DIY stores, which traditionally do well at Easter, probably benefited from the warmer weather. Sheelah Turner, an analyst at FootFall, said the higher temperatures had not been enough to lure shoppers away from the indoor shopping centres. "Shoppers again left their shopping to the last minute, helped by the numerous spring sales in the latter part of the week," she said.

The figures may diffuse some of the gloom that has fallen over the high street since it emerged that Christmas sales had been the weakest for decades. Official figures showed that sales volumes, excludingfood stores, between December and February had fallen 0.6 per cent, the biggest drop since 1977.

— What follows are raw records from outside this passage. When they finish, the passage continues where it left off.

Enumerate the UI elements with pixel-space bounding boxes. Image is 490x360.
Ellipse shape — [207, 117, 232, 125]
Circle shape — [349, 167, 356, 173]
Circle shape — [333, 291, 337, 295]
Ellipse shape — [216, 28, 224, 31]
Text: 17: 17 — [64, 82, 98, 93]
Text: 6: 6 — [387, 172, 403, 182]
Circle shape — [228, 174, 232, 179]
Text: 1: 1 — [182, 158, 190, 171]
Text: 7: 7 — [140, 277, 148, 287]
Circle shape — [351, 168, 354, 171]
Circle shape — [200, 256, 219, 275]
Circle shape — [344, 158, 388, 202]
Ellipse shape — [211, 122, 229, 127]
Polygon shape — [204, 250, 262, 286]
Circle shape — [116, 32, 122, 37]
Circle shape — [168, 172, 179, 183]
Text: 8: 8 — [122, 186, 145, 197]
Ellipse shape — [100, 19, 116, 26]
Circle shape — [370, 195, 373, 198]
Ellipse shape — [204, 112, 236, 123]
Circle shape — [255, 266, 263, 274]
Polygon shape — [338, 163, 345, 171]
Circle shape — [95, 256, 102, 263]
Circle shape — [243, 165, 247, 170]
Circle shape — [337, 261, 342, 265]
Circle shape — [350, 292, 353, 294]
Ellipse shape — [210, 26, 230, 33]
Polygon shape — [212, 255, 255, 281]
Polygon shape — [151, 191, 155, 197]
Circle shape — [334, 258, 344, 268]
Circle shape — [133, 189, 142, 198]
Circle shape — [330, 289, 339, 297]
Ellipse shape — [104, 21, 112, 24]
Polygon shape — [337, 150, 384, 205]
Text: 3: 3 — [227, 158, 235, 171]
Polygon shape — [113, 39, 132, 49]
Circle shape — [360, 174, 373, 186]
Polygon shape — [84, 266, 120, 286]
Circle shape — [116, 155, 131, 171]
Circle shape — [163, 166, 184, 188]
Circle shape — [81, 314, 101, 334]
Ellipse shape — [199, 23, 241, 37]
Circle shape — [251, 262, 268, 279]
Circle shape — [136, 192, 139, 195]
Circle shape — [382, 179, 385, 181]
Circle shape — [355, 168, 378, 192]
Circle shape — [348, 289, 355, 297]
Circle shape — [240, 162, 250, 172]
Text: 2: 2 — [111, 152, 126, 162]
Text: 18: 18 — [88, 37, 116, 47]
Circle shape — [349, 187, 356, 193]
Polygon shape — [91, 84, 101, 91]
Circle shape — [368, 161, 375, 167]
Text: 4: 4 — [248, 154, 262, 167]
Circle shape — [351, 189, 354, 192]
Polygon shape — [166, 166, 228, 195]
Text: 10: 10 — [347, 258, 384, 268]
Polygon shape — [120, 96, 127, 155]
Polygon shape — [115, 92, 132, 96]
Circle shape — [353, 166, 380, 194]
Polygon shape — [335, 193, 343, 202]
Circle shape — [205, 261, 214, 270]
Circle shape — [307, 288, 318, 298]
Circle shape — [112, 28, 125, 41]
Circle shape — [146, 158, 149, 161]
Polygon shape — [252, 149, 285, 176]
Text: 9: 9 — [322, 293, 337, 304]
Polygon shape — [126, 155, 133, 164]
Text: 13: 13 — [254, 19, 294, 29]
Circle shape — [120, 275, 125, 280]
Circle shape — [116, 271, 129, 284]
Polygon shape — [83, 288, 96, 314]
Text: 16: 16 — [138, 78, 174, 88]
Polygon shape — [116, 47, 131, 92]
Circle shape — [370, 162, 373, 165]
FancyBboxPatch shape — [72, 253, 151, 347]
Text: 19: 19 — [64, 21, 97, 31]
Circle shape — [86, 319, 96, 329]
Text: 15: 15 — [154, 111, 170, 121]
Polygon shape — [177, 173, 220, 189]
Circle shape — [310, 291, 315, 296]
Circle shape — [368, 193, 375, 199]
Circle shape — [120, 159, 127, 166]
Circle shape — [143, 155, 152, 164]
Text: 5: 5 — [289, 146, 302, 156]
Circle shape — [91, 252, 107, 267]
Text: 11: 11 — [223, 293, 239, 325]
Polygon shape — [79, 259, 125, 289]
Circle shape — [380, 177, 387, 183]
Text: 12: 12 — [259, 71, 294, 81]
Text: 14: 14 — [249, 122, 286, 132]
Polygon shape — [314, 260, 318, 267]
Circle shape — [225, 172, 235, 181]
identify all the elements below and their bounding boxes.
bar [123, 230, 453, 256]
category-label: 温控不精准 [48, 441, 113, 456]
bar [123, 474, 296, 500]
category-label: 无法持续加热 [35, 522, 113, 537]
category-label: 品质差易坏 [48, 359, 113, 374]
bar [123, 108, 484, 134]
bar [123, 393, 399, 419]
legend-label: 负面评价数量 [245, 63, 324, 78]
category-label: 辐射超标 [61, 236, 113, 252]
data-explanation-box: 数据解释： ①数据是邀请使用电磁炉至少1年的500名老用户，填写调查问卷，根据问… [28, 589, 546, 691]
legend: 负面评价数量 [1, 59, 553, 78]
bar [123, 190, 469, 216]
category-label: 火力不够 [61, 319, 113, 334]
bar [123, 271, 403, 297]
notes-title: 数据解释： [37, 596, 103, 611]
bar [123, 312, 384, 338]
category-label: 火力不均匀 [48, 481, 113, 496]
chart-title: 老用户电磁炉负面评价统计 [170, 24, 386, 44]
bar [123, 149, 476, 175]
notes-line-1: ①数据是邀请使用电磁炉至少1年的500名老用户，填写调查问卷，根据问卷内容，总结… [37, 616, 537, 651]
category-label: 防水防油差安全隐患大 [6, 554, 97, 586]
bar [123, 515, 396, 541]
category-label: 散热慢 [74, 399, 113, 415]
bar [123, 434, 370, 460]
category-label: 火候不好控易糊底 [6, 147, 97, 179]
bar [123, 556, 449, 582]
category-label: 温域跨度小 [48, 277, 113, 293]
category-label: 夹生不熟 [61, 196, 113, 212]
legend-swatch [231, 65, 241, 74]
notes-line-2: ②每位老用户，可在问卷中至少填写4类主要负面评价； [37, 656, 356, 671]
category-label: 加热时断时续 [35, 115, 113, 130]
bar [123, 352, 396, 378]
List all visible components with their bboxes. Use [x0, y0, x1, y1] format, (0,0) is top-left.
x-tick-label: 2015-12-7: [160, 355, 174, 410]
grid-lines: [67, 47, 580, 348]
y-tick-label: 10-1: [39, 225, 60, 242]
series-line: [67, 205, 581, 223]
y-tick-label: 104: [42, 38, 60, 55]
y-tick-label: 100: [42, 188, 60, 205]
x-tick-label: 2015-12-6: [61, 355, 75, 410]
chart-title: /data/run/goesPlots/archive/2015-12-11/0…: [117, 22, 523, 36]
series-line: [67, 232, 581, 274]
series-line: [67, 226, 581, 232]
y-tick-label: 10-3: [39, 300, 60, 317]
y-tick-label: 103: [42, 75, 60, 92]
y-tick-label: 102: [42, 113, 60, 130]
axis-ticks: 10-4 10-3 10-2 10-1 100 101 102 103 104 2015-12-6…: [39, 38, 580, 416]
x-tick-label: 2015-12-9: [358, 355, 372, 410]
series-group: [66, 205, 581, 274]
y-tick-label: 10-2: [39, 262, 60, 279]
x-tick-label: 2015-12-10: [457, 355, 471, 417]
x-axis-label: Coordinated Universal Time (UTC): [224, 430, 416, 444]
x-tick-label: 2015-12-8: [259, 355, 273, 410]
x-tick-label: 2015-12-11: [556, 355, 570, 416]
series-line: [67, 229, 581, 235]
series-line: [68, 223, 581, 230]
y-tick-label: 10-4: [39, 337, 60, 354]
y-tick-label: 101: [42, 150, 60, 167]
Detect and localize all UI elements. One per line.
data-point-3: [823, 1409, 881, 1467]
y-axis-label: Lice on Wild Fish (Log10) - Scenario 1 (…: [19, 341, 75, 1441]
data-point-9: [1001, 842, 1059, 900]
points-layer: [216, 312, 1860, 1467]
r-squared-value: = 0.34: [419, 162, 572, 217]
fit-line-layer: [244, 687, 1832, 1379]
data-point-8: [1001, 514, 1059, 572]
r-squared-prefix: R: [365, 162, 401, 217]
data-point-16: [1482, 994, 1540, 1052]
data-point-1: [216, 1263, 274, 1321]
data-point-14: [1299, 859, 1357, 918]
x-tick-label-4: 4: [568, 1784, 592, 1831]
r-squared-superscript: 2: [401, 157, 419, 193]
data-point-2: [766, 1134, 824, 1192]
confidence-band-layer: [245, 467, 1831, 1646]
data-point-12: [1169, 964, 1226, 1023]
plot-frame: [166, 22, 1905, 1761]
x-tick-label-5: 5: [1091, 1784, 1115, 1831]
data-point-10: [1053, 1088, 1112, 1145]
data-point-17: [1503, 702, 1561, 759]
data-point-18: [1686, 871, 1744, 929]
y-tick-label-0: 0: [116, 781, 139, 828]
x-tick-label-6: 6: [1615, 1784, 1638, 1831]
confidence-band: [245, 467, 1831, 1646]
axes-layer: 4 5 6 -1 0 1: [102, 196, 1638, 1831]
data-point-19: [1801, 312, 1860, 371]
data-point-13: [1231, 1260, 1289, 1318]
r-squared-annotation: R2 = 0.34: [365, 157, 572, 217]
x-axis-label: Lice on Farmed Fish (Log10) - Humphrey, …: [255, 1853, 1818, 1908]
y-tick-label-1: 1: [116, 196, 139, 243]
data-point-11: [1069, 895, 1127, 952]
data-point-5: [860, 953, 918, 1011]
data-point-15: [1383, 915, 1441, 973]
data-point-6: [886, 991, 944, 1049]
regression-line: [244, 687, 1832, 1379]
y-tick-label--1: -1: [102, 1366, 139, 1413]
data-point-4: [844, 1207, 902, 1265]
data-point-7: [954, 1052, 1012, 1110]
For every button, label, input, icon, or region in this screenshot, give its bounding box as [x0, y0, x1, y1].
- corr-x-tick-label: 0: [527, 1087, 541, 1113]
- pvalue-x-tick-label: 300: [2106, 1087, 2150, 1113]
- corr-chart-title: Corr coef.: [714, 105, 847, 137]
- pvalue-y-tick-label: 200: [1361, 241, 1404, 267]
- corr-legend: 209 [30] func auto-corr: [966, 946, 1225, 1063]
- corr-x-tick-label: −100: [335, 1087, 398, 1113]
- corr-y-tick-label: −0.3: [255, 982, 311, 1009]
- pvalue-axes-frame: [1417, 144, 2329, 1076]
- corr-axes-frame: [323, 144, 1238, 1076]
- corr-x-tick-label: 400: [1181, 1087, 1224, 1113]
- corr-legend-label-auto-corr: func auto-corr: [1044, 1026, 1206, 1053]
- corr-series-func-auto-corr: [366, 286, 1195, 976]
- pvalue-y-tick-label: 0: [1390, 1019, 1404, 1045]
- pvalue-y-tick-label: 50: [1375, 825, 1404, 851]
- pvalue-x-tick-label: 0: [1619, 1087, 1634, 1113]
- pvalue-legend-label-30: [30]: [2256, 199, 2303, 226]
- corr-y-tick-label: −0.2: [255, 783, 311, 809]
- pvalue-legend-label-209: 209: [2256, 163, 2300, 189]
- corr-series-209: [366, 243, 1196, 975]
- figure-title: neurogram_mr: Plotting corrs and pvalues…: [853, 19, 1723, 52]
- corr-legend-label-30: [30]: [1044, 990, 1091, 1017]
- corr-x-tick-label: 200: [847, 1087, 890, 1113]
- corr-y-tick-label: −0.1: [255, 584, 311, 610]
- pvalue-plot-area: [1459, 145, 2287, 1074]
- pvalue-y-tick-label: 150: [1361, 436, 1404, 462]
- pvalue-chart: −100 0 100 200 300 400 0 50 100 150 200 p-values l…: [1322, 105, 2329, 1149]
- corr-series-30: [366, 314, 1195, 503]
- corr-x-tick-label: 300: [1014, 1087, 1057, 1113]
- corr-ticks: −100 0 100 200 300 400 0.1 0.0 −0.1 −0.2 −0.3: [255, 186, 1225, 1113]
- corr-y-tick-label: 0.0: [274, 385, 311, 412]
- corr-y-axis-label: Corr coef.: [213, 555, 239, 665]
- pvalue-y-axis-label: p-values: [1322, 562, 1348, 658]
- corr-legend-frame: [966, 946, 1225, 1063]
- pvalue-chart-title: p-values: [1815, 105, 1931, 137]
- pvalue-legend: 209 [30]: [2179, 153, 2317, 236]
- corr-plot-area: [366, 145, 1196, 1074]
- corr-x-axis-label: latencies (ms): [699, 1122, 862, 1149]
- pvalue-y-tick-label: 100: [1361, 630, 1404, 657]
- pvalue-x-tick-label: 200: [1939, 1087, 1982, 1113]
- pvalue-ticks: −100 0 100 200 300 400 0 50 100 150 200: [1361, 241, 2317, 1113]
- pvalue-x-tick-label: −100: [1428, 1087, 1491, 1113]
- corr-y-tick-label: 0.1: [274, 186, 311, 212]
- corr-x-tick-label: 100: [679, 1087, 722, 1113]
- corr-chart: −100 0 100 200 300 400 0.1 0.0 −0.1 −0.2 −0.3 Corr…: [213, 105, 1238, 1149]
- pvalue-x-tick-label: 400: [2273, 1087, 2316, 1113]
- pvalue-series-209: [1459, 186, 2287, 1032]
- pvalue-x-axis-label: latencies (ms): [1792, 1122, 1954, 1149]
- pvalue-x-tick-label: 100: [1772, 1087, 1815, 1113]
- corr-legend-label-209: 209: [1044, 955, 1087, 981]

The sector has been hit by a strong of profits warnings. Last week Next, Kesa Electricals, Woolworths and Topps Tiles became the latest to express concern.

SPSL, another retail traffic monitor, forecast total shopper numbers over Easter would be 3 per cent down. "Even the early timing of Easter is conspiring against shopping," Tim Denison, its director of knowledge, said.

On a brighter note, Hometrack, the property website, said the number of transactions rose by 17 per cent this month, following February's 36 per cent jump. It said buyers continued to return to the market, enabling sellers to hold out for a higher selling price. The average discount on the asking prices fell slightly, to 6.6 per cent in March.

John Wriglesworth, a housing economist at Hometrack, said: "An increase in the number of buyers, helping to boost the number of sales agreed, points to a much stronger market in the coming months.

"Buyers are no longer getting the discounts off the asking prices they were earlier in the year, again suggesting the market is improving."

The price of the average house fell 0.1 per cent in March, the ninth successive drop but the smallest for six months. Thirty-five counties or regions suffered a fall, while 22 witnessed a rise. Mr Wriglesworth said he had raised his forecast for annual house price inflation to 3 per cent from zero. "House price deflation over the past nine months looks set to end," he said.

Meanwhile, Morgan McKinley, a City recruitment consultancy, said the number of unfilled vacancies in the Square Mile had risen by 23 per cent between January and February.

It leaves the number of open posts at 11,277, more than twice the vacancy toll of 5,009 in the same month a year ago. Meanwhile, the number of candidates looking for a new job was up 40 per cent month-on-month.

Robert Thesiger, the firm's managing director, said: "Confidence in the City jobs market continues. The desire to hire the right talent is definitely there."

Although today's data are relatively marginal to the Bank of England's monthly decisions on interest rates, they support the view of the majority of City economists that the next move in rates will be upwards.